Further, the US "saw life expectancy go down for the first year from June 2019 to June 2020, which only takes into account the first few months of COVID," Kalra said. Taking the whole of 2020 into account, US life expectancy has now dropped by nearly two full years.
And Kalra added that the life expectancy numbers are even worse for Black and Latino Americans — supposedly because they have pre-existing conditions that make them more vulnerable.
"No one asked the next question: 'Why do they have the pre-existing conditions?' Because our system is not only socioeconomically disadvantageous to the poor, it's also racist, and it's connected to environmental racism and to how care is given to low-income communities as well," Kalra said.
It's curious that the California Chamber of Commerce, which claims to be "all about helping California businesses do business," argued against single-payer healthcare because, as Kalra said, "the average employer pays over $20,000 a year for employees' family health insurance."
The tax revenue that would have paid for CalCare — including a 2.3% tax on businesses with more than $2 million annual gross and a 1.25% payroll tax on businesses employing more than 50 people — would almost certainly be a lighter burden on businesses than what they're paying now for health insurance.
A 2.3% healthcare tax on a business coming in right at the $2 million mark in gross would represent some $46,000 in taxes paid toward healthcare — total, not per employee.
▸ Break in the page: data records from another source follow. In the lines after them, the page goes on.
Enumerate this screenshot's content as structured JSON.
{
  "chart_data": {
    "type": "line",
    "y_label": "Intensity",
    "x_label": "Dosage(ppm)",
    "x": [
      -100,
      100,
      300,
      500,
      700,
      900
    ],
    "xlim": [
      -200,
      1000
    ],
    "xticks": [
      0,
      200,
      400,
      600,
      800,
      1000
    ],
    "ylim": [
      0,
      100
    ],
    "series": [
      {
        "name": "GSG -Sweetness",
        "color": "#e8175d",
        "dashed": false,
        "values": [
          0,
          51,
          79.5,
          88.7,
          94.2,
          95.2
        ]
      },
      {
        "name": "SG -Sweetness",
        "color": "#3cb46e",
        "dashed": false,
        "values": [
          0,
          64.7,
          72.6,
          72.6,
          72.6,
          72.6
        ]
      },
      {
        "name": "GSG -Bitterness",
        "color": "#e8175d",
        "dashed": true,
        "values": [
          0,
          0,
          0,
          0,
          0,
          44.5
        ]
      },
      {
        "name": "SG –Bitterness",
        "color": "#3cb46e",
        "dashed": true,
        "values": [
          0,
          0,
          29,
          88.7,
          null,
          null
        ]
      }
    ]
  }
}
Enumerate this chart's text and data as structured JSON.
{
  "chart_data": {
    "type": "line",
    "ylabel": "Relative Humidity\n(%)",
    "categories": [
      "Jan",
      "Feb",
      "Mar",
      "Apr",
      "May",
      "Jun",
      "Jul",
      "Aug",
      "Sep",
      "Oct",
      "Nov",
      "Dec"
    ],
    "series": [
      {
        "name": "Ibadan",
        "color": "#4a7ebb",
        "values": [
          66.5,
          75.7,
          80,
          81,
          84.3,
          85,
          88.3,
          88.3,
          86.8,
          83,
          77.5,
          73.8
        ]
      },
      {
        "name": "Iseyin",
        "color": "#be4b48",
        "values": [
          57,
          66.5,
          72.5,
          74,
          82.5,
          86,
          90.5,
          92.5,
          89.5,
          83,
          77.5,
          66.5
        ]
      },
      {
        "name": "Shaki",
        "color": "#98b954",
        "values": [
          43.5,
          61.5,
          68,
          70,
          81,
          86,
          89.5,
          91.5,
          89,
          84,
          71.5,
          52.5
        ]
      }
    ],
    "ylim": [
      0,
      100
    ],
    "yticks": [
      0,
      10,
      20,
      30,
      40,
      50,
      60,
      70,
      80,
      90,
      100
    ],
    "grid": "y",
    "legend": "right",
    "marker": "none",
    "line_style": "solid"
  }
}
And each worker would have to earn $1.6 million per year for the 1.25% payroll tax to equal the $20,000 in average annual per-employee payments that businesses are currently devoting to health insurance.
Looking at the raw numbers, it seems as though switching away from employer-driven health insurance and toward single-payer CalCare would be a smart and profitable move for business — and that's not even taking into account all of the time that employers currently devote to navigating the existing complicated health insurance system.
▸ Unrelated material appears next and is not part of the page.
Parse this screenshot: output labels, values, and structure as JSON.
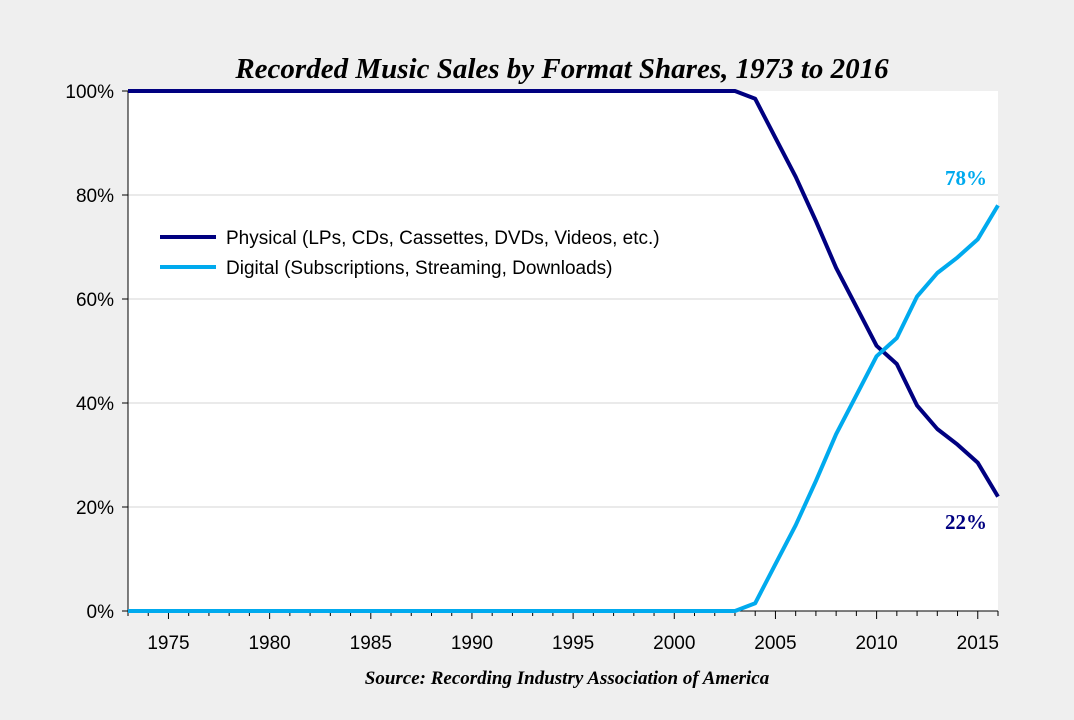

By freeing up the money that used to go to inefficient and ineffective healthcare costs, people would have more to spend in their communities, which would improve the economy for everyone.
But the disgraceful status quo for healthcare in America is very profitable for a small handful of companies. That's why the healthcare sector spent an eye-watering $623 million on lobbying American lawmakers in 2020.
As we've seen with Big Pharma and Big Tobacco, though, that kind of blockbuster lobbying budget only works until it doesn't.
When ordinary Americans understand that a wealthy handful of people are making billions in profits off of their misery, the rules of the game tend to change very quickly. If we reach that tipping point, a plan like Kalra's will be necessary to actually meet the healthcare needs of all Americans, not just fluff up the corporate balance sheets of a few big insurance companies.